Kroatien sucht seinen letzten Serben. Zu verdanken ist das Regisseur Predrag Ličina. Er hat mit seinem ersten Spielfilm Posljednji Srbin u Hrvatskoj seine Heimat in ein apokalyptisches Szenario gestürzt, aus dem es nur einen Ausweg gibt.

Es gibt nicht viele Filme des Genres, die breit in Feuilleton und Tageszeitungen gewürdigt oder zumindest diskutiert werden.

Mit einer Zombiekomödie Kunst zu machen, ist kein leichtes Unterfangen.

Predrag Ličina habe mit Posljednji Srbin u Hrvatskoj (Der letzte Serbe in Kroatien, Poslednji Srbin u Hrvatskoj im serbischen Idiom) eine fantastische Wahl getroffen, die ewigen Probleme der kroatischen Realität darzustellen, schreibt etwa crol.hr.

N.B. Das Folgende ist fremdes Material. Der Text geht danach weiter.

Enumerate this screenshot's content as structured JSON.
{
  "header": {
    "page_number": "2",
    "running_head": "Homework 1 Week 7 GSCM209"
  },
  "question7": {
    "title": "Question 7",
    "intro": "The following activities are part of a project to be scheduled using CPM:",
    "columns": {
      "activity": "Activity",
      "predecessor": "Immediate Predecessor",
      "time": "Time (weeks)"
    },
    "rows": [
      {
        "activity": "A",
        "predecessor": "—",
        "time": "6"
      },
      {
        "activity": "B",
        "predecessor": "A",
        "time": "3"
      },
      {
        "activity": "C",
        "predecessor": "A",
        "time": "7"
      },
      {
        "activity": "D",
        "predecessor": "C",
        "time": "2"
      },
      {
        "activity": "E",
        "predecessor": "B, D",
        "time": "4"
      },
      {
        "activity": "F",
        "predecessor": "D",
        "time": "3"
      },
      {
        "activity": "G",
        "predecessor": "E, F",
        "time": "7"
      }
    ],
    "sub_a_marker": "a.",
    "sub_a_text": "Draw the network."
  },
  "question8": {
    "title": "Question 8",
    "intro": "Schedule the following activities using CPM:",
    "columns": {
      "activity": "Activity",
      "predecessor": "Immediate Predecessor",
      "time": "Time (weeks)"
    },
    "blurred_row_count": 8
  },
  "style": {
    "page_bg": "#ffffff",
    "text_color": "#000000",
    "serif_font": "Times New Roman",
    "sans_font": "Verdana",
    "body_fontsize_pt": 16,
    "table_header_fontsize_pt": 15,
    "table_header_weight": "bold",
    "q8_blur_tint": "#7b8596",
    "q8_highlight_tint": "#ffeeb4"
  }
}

Dabei würde das Szenario des Films Anderes nahelegen.

Kroatien ist bankrott. Die Klimakatastrophe hat Wasser teurer gemacht als Erdöl.

Die mächtigeren Staaten tun alles, um an die Flüssigkeit heranzukommen.

Da überlegen auch vorgebliche Verbündete, das kleine Kroatien über die Klinge springen zu lassen.

Als ob das nicht reichen würde, macht sich ein – vielleicht eingeschleuster – Virus unter den Kroaten breit, der sie zu Zombies macht.

Alle Kroaten? Nein.

Ein paar scheinen immun gegen die Krankheit zu sein.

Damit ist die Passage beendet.